Im working on a project that involves searching with google. I have
been getting an http 403 error with the following code:
import java.net.*;
import java.io.*;
public class GoogleSearchTest
{
public static void main(String[] args) throws Exception{
URL hp = new URL("http://www.google.com/search?q=babelfish");
URLConnection hpCon = hp.openConnection();
hpCon.connect();
InputStream input = hpCon.getInputStream(); // error traces to here
/*
This code is all irrelevant to my problem because
the inputstream is refuted
String content = "";
int c;
while((c = input.read()) != -1)
content += (char)c;
*/
}
}
I know that http 403 error means that the server understood the
request, yet refused it. As you can probably tell I have very little
network programming experience, so maybe more experienced programmers
could help alter my approach, or explain a better one? Thanks.
Patricia Shanahan - 18 May 2006 02:13 GMT
> Im working on a project that involves searching with google. I have
> been getting an http 403 error with the following code:
...
Google offers a Java API, see http://www.google.com/apis/. It is much
easier than trying to get and parse a web page.

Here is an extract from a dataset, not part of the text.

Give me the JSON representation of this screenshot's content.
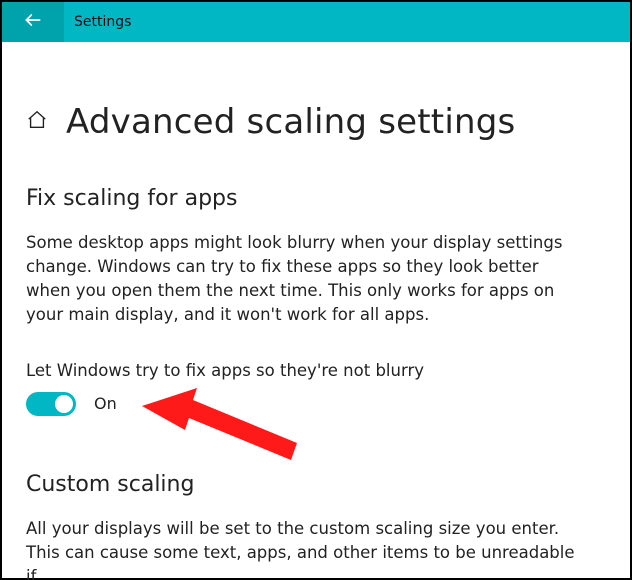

Note that they limit automated searching to 1000 queries per day,
non-commercial, and require a license key with each request.
Patricia
alexandre_paterson@yahoo.fr - 18 May 2006 02:19 GMT
...
> I know that http 403 error means that the server understood the
> request, yet refused it. As you can probably tell I have very little
> network programming experience, so maybe more experienced programmers
> could help alter my approach, or explain a better one? Thanks.
A better approach would be to use Google' APIs as Patricia pointed
out.
However this is not always an option (the API didn't help
for, eg, groups.google.com last time I checked [but this was
a long time ago I admit]).
Faking your user agent string will allow you to bypass the 403
(and it probably would be a breach of Google's terms).
--
(Don't pay attention to my .sig) Text file size: 1509 bytes
SHA1: bbfa3226005c2d4d04e3d72d49bfb1eb17e67f12
MD5: 38dfd87012a2754059a88341d66e2ef4
mfasoccer@gmail.com - 18 May 2006 02:26 GMT
> Faking your user agent string will allow you to bypass the 403
Could any provide a sample of how to fake my agent string?
alexandre_paterson@yahoo.fr - 18 May 2006 02:56 GMT
In your example, you insert one line:
URLConnection hpCon = hp.openConnection();
hpCon.setRequestProperty("User-Agent", "Mozilla/5.0 (Windows; U;
Windows NT 5.0; en-US; rv:1.7.8) Gecko/20050511");
hpCon.connect();
and that may work.
But you still should respect Google's terms...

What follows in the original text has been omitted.